Riders reminded of our role in a greener global future *H&H Plus*

  • Many equestrian brands and products are now greener than ever before. But what can individual riders and owners do to contribute to a more positive future for our environment? H&H investigates...

    HORSE owners have been reminded of the role they play in making positive choices for the environment.

    As more equestrian companies take steps to reduce their carbon footprint, it has been agreed that owners also play a big part in doing their bit to be more sustainable.
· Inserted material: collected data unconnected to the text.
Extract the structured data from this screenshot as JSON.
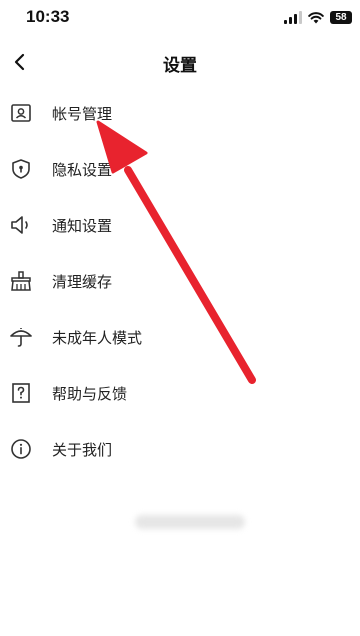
{
  "status_bar": {
    "time": "10:33",
    "battery": "58"
  },
  "nav": {
    "title": "设置"
  },
  "menu": {
    "items": [
      {
        "label": "帐号管理",
        "icon": "account-card-icon"
      },
      {
        "label": "隐私设置",
        "icon": "privacy-shield-icon"
      },
      {
        "label": "通知设置",
        "icon": "speaker-icon"
      },
      {
        "label": "清理缓存",
        "icon": "broom-icon"
      },
      {
        "label": "未成年人模式",
        "icon": "umbrella-icon"
      },
      {
        "label": "帮助与反馈",
        "icon": "help-question-icon"
      },
      {
        "label": "关于我们",
        "icon": "info-icon"
      }
    ]
  },
  "colors": {
    "annotation_arrow": "#e8232e"
  }
}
    World Horse Welfare chief executive Roly Owers told H&H we live in a world that is “closely interconnected”, as highlighted through the concepts of “one health” and “one welfare”, in which we consider as a whole the health of people, the environment and animals.
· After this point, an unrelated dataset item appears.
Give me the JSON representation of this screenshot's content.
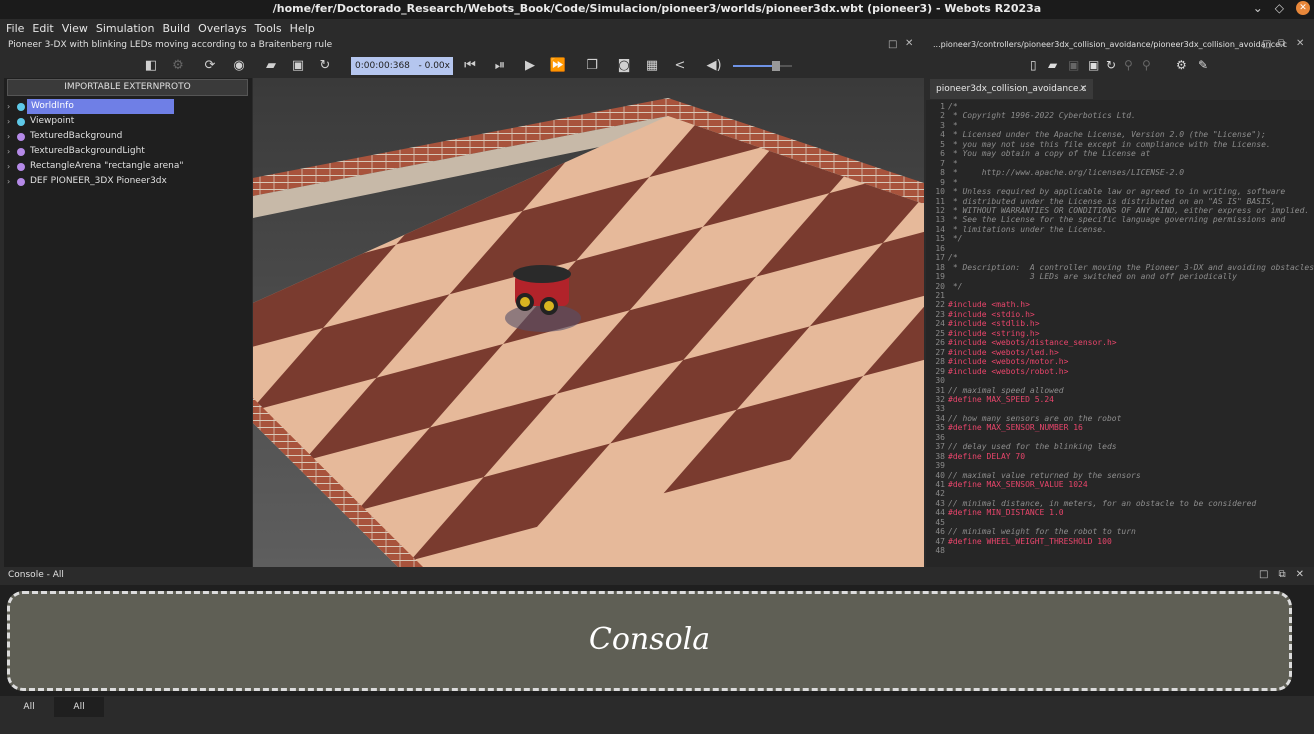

    “When considering such wide issues it’s understandable to ask what we, as horse owners, can do. In reality, there is plenty,” he said.

    “We need to recognise that we are stewards of the environment, for example through how we manage where our horses graze and how we worm them. The stark reality with climate change means it becomes ever more important for us to look at the bigger picture in terms of what our role is, what we should feel obliged to do and what society expects us to do.”

    Mr Owers said a key challenge is that most owners have one or two equines, so it is a much more fragmented sector compared for example to farming. He added this is why the equestrian community should do what it can to support the sustainable future of our sector.

    Vet Madi Hewitson, who is conducting research on the impact of pet ownership on the planet, told H&H horse owners have a “ginormous” amount of power to change outcomes for the planet. She recommends tips such as planting trees and hedgerows to support biodiversity, sourcing locally produced feed free from pesticides, and considering whether a horse really needs a new rug.

    “Everything we purchase has an impact on the planet. Thinking about what materials things are made of, and what happens to them after you have finished with them, is increasingly important,” she said.

    “Polyester in rugs will outlive your children’s children. Swapping to recycled plastics, biodegradable or compostable materials can make a huge difference. Buying secondhand and donating used tack is very effective at prolonging the life of these products and will help to reduce the impact of equid ownership on the planet.”

    Event rider Diana Compson, who runs POP Equine selling sustainable and organic products including hoof oil and shampoos, told H&H the equestrian community can make a difference to the environment. The company offers a discount for returning scrap paper which is then used in packaging, and donates a percentage of profits to TreeSisters, a charity that focuses on tropical reforestation.

    “If you love horses you probably love being outdoors and appreciate nature, so it’s incredibly relevant,” she said.